La actualidad española ofrece además otro elemento de interés.

Uno de los momentos más relevantes de la visita de León XIV será su desplazamiento a Canarias para encontrarse con migrantes, voluntarios y responsables de organizaciones humanitarias. El fenómeno migratorio se ha convertido en uno de los grandes desafíos políticos y sociales de Europa, y el Papa ha querido situarlo en el centro de su agenda.

El presidente del Gobierno español, Pedro Sánchez hasta la fecha, decidió no acudir ni acompañar al Papa en un acto público, pero los acontecimientos judiciales y el momento extremadamente delicado tanto de Sánchez como de su Gobierno, han obligado a éste a buscar una distracción informativa: ahora ha decidido sí acompañar a Su Santidad.

En ese contexto, el presidente del Gobierno, Pedro Sánchez, ha mantenido encuentros con el Pontífice y participado en actos relacionados con la cuestión migratoria. La inmigración se ha convertido en uno de los principales espacios de coincidencia entre el Ejecutivo español y la Santa Sede, que desde hace años insiste en la necesidad de combinar control de fronteras, cooperación internacional y protección de la dignidad humana.

En 1998, Juan Pablo II viajaba a Cuba para hablar de apertura, reconciliación y libertad. En 2026, León XIV acude a Canarias para llamar la atención sobre el drama de quienes arriesgan sus vidas cruzando el Atlántico en busca de un futuro mejor.

Los problemas son distintos. También los protagonistas. Pero la lógica de fondo permanece.

Las visitas papales nunca son únicamente acontecimientos religiosos. Funcionan también como espejos de las sociedades que las reciben. Revelan sus tensiones, sus prioridades y sus contradicciones. Obligan a los dirigentes políticos a posicionarse. Y ofrecen una fotografía singular de cada época.

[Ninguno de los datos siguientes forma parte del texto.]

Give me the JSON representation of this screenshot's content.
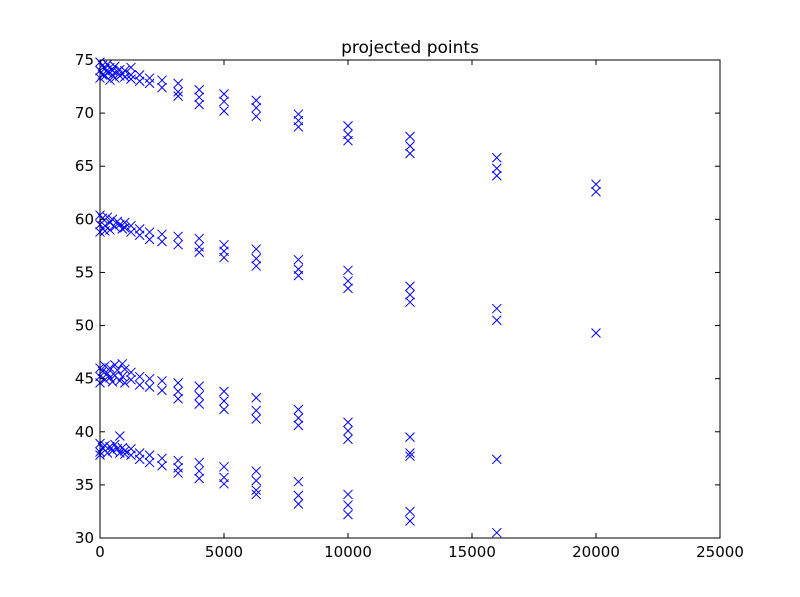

Veintiocho años después, cuando nuevas polémicas acompañan las visitas de León XIV y la inmigración ocupa el centro del debate europeo, aquel episodio cubano sigue ofreciendo una lección que trasciende ideologías y fronteras: el respeto a la palabra del otro no exige compartirla. Exige únicamente reconocer que hay momentos en los que escuchar resulta más importante que silbar.